El proceso de crear aluminio nuevo requiere mucho esfuerzo. La bauxita necesita ser extraída y refinada en alúmina, y luego se somete a un proceso electrolítico intenso conocido como fundición. Este proceso requiere una alta cantidad de energía, pero una vez qué el aluminio es completado se convierte en parte de un ciclo más sostenible qué los metales que pueden funcionar como alternativa.
El reciclaje de aluminio incluye los procesos de extracción, refinado y fundición. Por lo tanto, es 95% más eficiente en términos de uso de energía. Esto muestra una reducción de 95% en el consumo de energía, lo que resulta en una caída significativa de las emisiones de gases de efecto invernadero. Al optar por aluminio reciclado en proyectos de gran escala, se crea un ciclo de producción y construcción sostenible desde el inicio de la construcción.
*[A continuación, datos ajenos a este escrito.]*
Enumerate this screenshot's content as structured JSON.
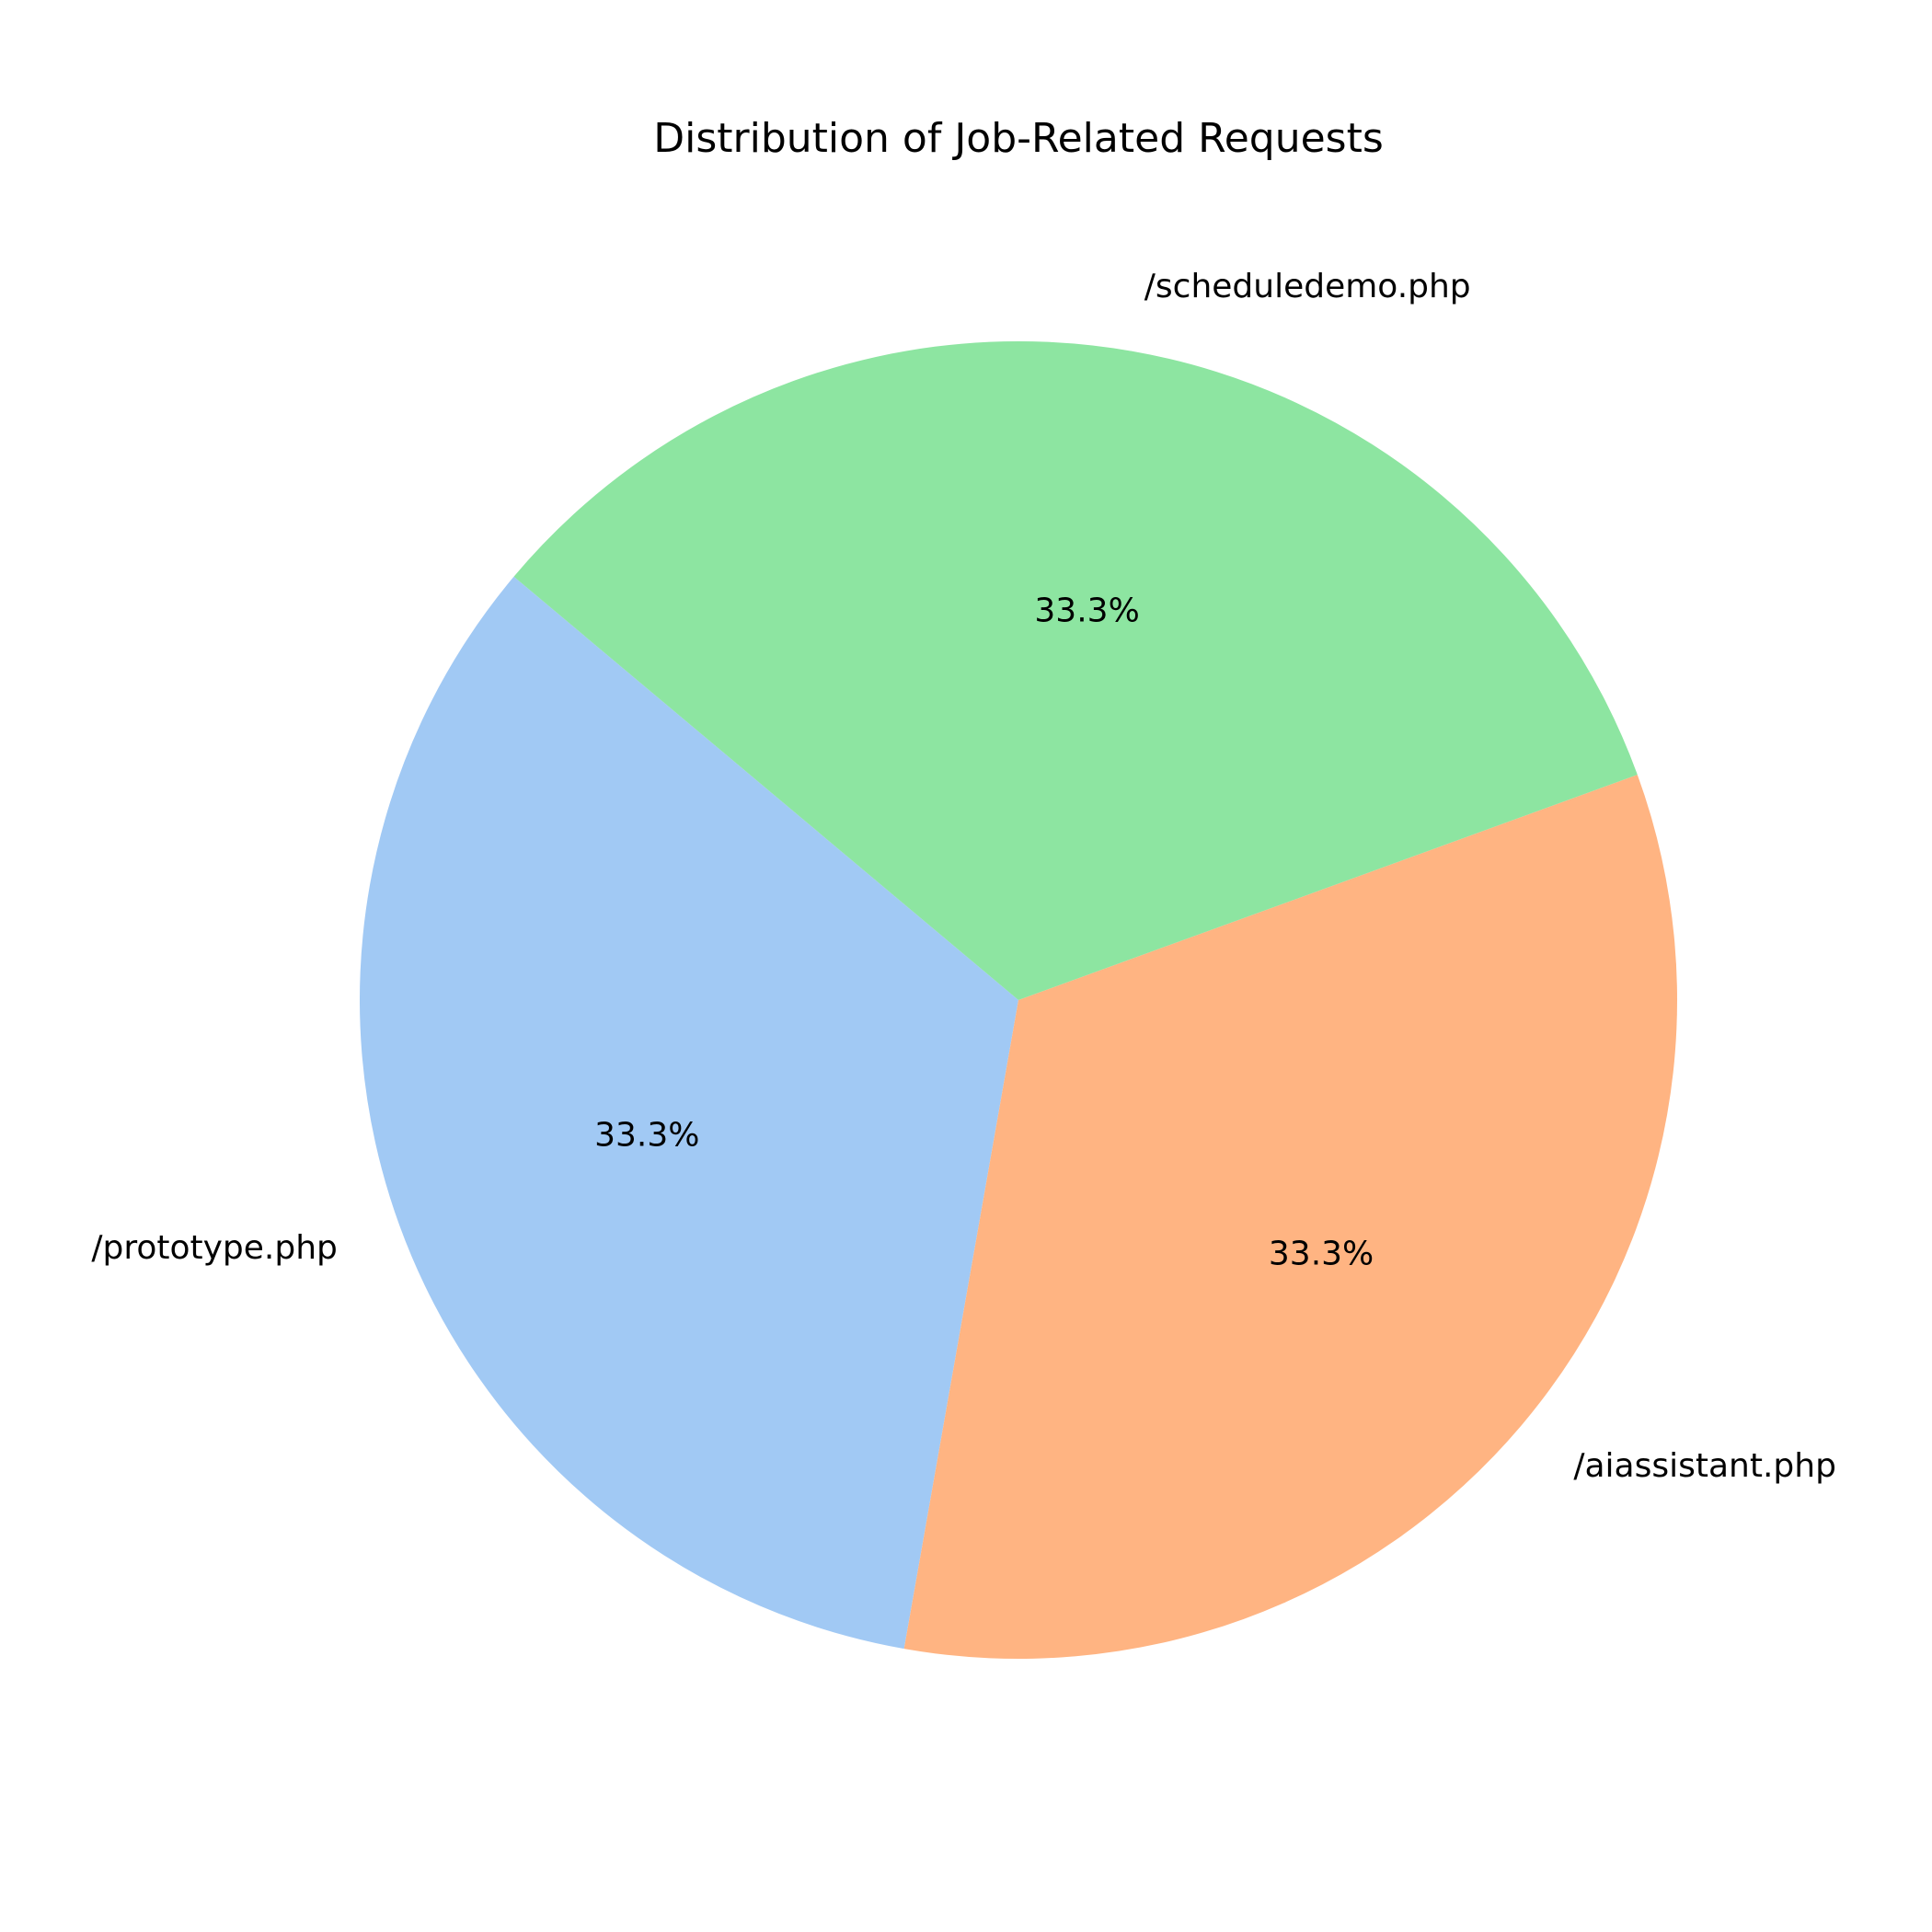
{
  "chart_data": {
    "type": "pie",
    "title": "Distribution of Job-Related Requests",
    "slices": [
      {
        "label": "/prototype.php",
        "value": 33.3,
        "pct_label": "33.3%",
        "color": "#a1c9f4"
      },
      {
        "label": "/aiassistant.php",
        "value": 33.3,
        "pct_label": "33.3%",
        "color": "#ffb482"
      },
      {
        "label": "/scheduledemo.php",
        "value": 33.3,
        "pct_label": "33.3%",
        "color": "#8de5a1"
      }
    ],
    "start_angle_deg": 140,
    "direction": "counterclockwise"
  }
}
Preservación del ecosistema e impacto social
Cuando hablamos de reducir la huella de carbono, frecuentemente nos enfocamos únicamente en la atmósfera. Sin embargo, los beneficios del reciclaje de aluminio se extienden más lejos y llegan a tener marcados cambios en los ecosistemas de nuestro planeta. La producción de aluminio primario comienza con la extracción del bauxite, qué es un proceso qué frecuentemente involucra deforestación y desplaza la fauna local.
Al utilizar aluminio reciclado, estás reduciendo la demanda por nuevas operaciones de extracción. Las estadísticas muestran qué cada tonelada de aluminio reciclado previene la extracción de aproximadamente 4 toneladas de bauxitas. En el año actual, este esfuerzo de conservación es vital para proteger la biodiversidad global.
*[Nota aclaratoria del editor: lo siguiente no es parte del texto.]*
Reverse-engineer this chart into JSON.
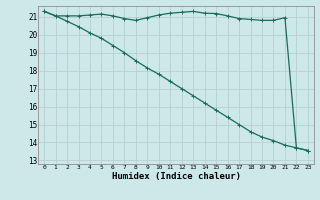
{
  "xlabel": "Humidex (Indice chaleur)",
  "bg_color": "#cce8e8",
  "grid_major_color": "#aaaaaa",
  "grid_minor_color": "#bbcccc",
  "line_color": "#1a6b5a",
  "xlim": [
    -0.5,
    23.5
  ],
  "ylim": [
    12.8,
    21.6
  ],
  "yticks": [
    13,
    14,
    15,
    16,
    17,
    18,
    19,
    20,
    21
  ],
  "xticks": [
    0,
    1,
    2,
    3,
    4,
    5,
    6,
    7,
    8,
    9,
    10,
    11,
    12,
    13,
    14,
    15,
    16,
    17,
    18,
    19,
    20,
    21,
    22,
    23
  ],
  "series1_x": [
    0,
    1,
    2,
    3,
    4,
    5,
    6,
    7,
    8,
    9,
    10,
    11,
    12,
    13,
    14,
    15,
    16,
    17,
    18,
    19,
    20,
    21,
    22,
    23
  ],
  "series1_y": [
    21.3,
    21.05,
    21.05,
    21.05,
    21.1,
    21.15,
    21.05,
    20.9,
    20.8,
    20.95,
    21.1,
    21.2,
    21.25,
    21.3,
    21.2,
    21.18,
    21.05,
    20.9,
    20.85,
    20.8,
    20.8,
    20.95,
    13.7,
    13.55
  ],
  "series2_x": [
    0,
    1,
    2,
    3,
    4,
    5,
    6,
    7,
    8,
    9,
    10,
    11,
    12,
    13,
    14,
    15,
    16,
    17,
    18,
    19,
    20,
    21,
    22,
    23
  ],
  "series2_y": [
    21.3,
    21.05,
    20.75,
    20.45,
    20.1,
    19.8,
    19.4,
    19.0,
    18.55,
    18.15,
    17.8,
    17.4,
    17.0,
    16.6,
    16.2,
    15.8,
    15.4,
    15.0,
    14.6,
    14.3,
    14.1,
    13.85,
    13.7,
    13.55
  ]
}
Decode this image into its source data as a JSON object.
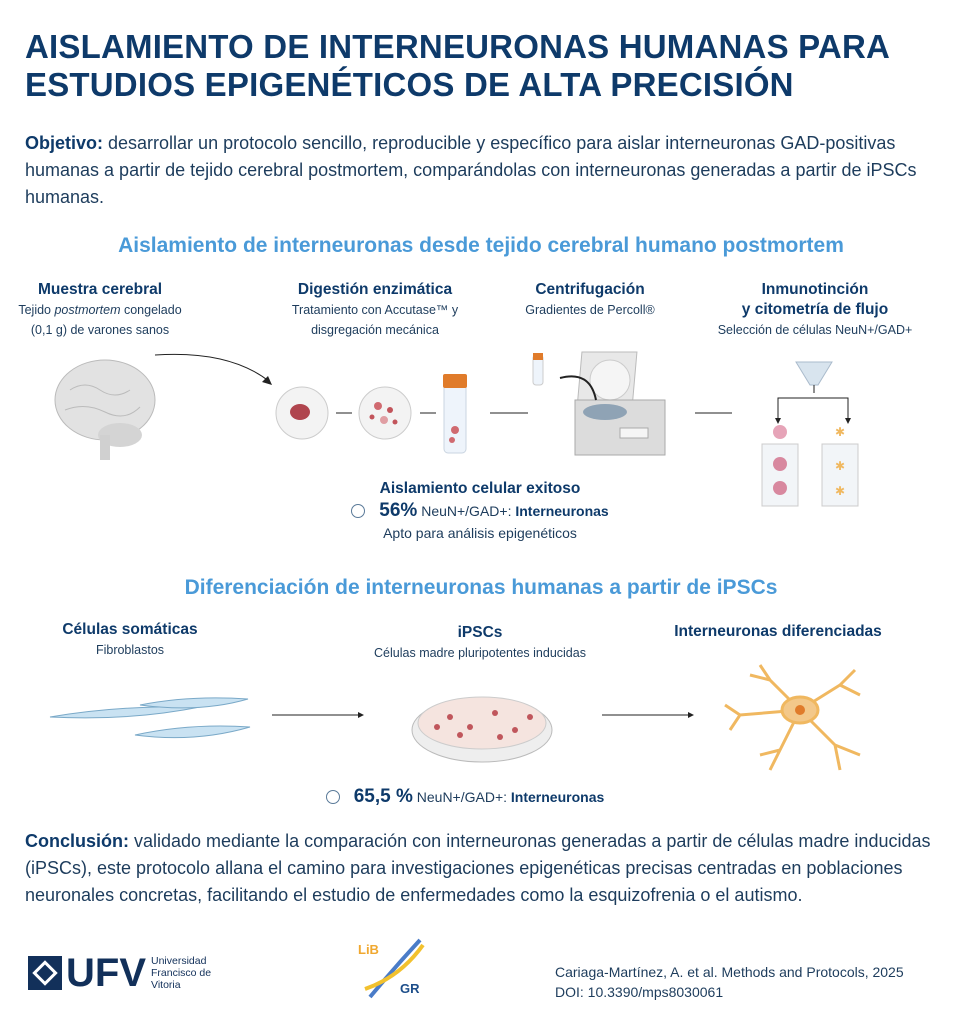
{
  "title": {
    "line1": "AISLAMIENTO DE INTERNEURONAS HUMANAS PARA",
    "line2": "ESTUDIOS EPIGENÉTICOS DE ALTA PRECISIÓN"
  },
  "objective": {
    "label": "Objetivo:",
    "text": " desarrollar un protocolo sencillo, reproducible y específico para aislar interneuronas GAD-positivas humanas a partir de tejido cerebral postmortem, comparándolas con interneuronas generadas a partir de iPSCs humanas."
  },
  "section1": {
    "heading": "Aislamiento de interneuronas desde tejido cerebral humano postmortem",
    "steps": [
      {
        "title": "Muestra cerebral",
        "sub_pre": "Tejido ",
        "sub_italic": "postmortem",
        "sub_post": " congelado",
        "sub2": "(0,1 g) de varones sanos"
      },
      {
        "title": "Digestión enzimática",
        "sub": "Tratamiento con Accutase™ y",
        "sub2": "disgregación mecánica"
      },
      {
        "title": "Centrifugación",
        "sub": "Gradientes de Percoll®"
      },
      {
        "title": "Inmunotinción",
        "title2": "y citometría de flujo",
        "sub": "Selección de células NeuN+/GAD+"
      }
    ],
    "result": {
      "heading": "Aislamiento celular exitoso",
      "percent": "56%",
      "marker": " NeuN+/GAD+: ",
      "cell": "Interneuronas",
      "note": "Apto para análisis epigenéticos"
    }
  },
  "section2": {
    "heading": "Diferenciación de interneuronas humanas a partir de iPSCs",
    "steps": [
      {
        "title": "Células somáticas",
        "sub": "Fibroblastos"
      },
      {
        "title": "iPSCs",
        "sub": "Células madre pluripotentes inducidas"
      },
      {
        "title": "Interneuronas diferenciadas"
      }
    ],
    "result": {
      "percent": "65,5 %",
      "marker": " NeuN+/GAD+: ",
      "cell": "Interneuronas"
    }
  },
  "conclusion": {
    "label": "Conclusión:",
    "text": " validado mediante la comparación con interneuronas generadas a partir de células madre inducidas (iPSCs), este protocolo allana el camino para investigaciones epigenéticas precisas centradas en poblaciones neuronales concretas, facilitando el estudio de enfermedades como la esquizofrenia o el autismo."
  },
  "footer": {
    "ufv_logo": "UFV",
    "ufv_name1": "Universidad",
    "ufv_name2": "Francisco de",
    "ufv_name3": "Vitoria",
    "lib_logo_top": "LiB",
    "lib_logo_bottom": "GR",
    "citation": "Cariaga-Martínez, A. et al. Methods and Protocols, 2025",
    "doi": "DOI: 10.3390/mps8030061"
  },
  "colors": {
    "title": "#0e3a6a",
    "heading": "#4a9ad8",
    "text": "#1d3c5c",
    "tissue": "#b0454e",
    "neuron": "#f0b860",
    "fibroblast": "#c9e2f2"
  }
}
Además, el surgimiento de la minera urbana ha creado un nuevo sistema de impacto social. En lugar de enviar el material en bruto por largos caminos de transporte, lo qué involucra la creación de una huella de carbono aún mayor, las ciudades se han convertido en sus propias minas. Al extraer aluminio de edificios de comisionados o infraestructura vieja dentro de los límites de la ciudad, creamos una cadena de distribución local. Esta cadena de distribución crea empleos localmente y reduce el impacto ambiental de la logística internacional.
El aluminio en la infraestructura inteligente
El rol del aluminio en la actualidad va más allá de su reciclabilidad. Es también importante saber cómo funciona durante su periodo de uso. El aluminio reciclado es principalmente utilizado en fachadas inteligentes. Estos son sistemas qué envuelven edificios para ayudar a manejar el calor y la luz.
Debido a qué el aluminio es un conductor superior del calor, los perfiles modernos se diseñan con roturas térmicas. Estas son tiras aislantes que evitan la transferencia de temperatura. Cuando se combinan con vidrio inteligente, estos sistemas pueden reducir el consumo energético de un edificio hasta en un 30%. Esto significa que el aluminio no solo es bajo en carbono en su producción, sino que también contribuye activamente a que el edificio mantenga un bajo nivel de carbono a lo largo de toda su vida útil, que puede oscilar entre 50 y 100 años.
Conclusión
A medida qué construimos las ciudades del mañana, el aluminio emerge como un material superior. Ya no podemos mantener el proceso de crear cantidades cada vez superiores de desechos que seguíamos en el pasado. El reciclaje de aluminio nos da la oportunidad de crear un mundo donde nuestras ambiciones no se mantienen a expensas de nuestro planeta.
Al elegir el aluminio reciclado, los diseñadores y los consumidores participan en un ciclo eterno. Están eligiendo un material que ofrece la resistencia del acero, el peso de una pluma y una huella de carbono que, gracias a la tecnología moderna y las energías renovables, está desapareciendo.